Esclusivo TPI – Le foto della falsa jeep di Ilaria Alpi nel garage della Rai: ecco il simbolo di un omicidio rimasto ancora senza colpevoli
Il 20 marzo 1994, a Mogadiscio, venivano uccisi Ilaria Alpi e Miran Hrovatin. Nel giorno dell'anniversario della loro morte, TPI pubblica in esclusiva le foto della jeep che, secondo la commissione parlamentare presieduta da Carlo Taormina, fu utilizzata dai due reporter il giorno del delitto e che avrebbe dovuto dimostrare la tesi dell’omicidio casuale. In realtà quella jeep era un falso clamoroso ed ora il veicolo si trova parcheggiato in un garage della Rai
Ventinove anni. Ci separa quasi un trentennio dal 20 marzo 1994, il giorno dell’agguato mortale contro Ilaria Alpi e Miran Hrovatin, a Mogadiscio.

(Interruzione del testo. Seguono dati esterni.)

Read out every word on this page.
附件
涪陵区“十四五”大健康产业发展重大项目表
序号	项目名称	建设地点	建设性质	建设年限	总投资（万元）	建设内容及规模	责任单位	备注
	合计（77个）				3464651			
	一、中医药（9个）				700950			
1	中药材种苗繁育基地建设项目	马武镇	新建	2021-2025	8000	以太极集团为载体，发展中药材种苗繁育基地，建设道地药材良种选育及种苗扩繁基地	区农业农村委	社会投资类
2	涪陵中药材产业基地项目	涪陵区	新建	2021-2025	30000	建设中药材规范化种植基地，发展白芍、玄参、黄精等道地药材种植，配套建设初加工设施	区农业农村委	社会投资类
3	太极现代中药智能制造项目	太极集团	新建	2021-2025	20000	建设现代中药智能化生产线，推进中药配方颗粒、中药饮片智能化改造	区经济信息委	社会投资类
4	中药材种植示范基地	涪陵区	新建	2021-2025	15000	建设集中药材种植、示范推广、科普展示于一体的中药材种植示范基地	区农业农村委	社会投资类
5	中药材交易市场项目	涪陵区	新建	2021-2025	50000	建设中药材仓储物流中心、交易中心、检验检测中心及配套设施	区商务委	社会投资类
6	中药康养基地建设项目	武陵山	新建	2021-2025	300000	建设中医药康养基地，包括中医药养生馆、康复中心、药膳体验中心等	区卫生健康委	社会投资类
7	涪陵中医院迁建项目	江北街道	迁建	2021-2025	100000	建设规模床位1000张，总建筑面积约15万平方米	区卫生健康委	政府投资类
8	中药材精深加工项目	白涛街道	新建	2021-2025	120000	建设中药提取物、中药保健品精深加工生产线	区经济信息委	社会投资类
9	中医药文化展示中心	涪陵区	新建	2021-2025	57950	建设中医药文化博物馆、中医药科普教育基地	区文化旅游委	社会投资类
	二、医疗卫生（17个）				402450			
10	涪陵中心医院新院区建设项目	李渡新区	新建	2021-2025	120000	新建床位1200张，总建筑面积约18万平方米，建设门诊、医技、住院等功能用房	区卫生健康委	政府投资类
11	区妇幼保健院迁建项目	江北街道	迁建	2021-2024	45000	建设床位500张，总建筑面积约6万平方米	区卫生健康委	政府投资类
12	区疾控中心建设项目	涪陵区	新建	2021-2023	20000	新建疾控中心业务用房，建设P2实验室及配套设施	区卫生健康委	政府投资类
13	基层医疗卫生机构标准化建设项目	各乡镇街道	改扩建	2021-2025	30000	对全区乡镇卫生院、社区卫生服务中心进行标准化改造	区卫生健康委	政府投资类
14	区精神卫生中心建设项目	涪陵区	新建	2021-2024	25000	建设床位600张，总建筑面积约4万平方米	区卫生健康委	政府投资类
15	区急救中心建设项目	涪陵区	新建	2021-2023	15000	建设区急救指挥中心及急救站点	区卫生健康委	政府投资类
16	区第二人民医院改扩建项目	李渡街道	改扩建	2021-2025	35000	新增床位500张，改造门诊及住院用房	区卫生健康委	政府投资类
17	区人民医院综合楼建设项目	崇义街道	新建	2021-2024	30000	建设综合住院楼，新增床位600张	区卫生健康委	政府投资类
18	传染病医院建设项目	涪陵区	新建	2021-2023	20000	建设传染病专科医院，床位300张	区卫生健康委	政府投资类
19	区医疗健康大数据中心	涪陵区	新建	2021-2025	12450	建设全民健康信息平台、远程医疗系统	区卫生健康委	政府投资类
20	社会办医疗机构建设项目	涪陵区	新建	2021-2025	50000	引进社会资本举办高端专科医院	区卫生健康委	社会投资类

L’inchiesta della Procura di Roma è ancora aperta, dopo l’ennesima richiesta di archiviazione respinta dal GIP nel 2018. Cinque anni fa il Giudice per le indagini preliminari aveva chiesto al pubblico ministero di proseguire le indagini, con l’obiettivo di concluderle entro sei mesi. Da allora il silenzio da piazzale Clodio è stato l’unico segnale arrivato.
Nel frattempo molti protagonisti sono morti. Non ci sono più i genitori di Ilaria, Luciana e Giorgio, che per decenni hanno con coraggio e ostinazione cercato la verità sull’omicidio della figlia e del suo operatore. È stato ucciso da una bomba messa sotto la sua automobile Hashi Omar Hassan, il somalo condannato da innocente, poi prosciolto dalla Corte d’Appello di Perugia dopo la revisione del processo. Era stato incriminato sulla base della testimonianza di un altro somalo, Abdi Ali Rage, detto Gelle, che all’inviata di Chi l’ha visto? Chiara Cazzaniga ha raccontato di aver dichiarato il falso.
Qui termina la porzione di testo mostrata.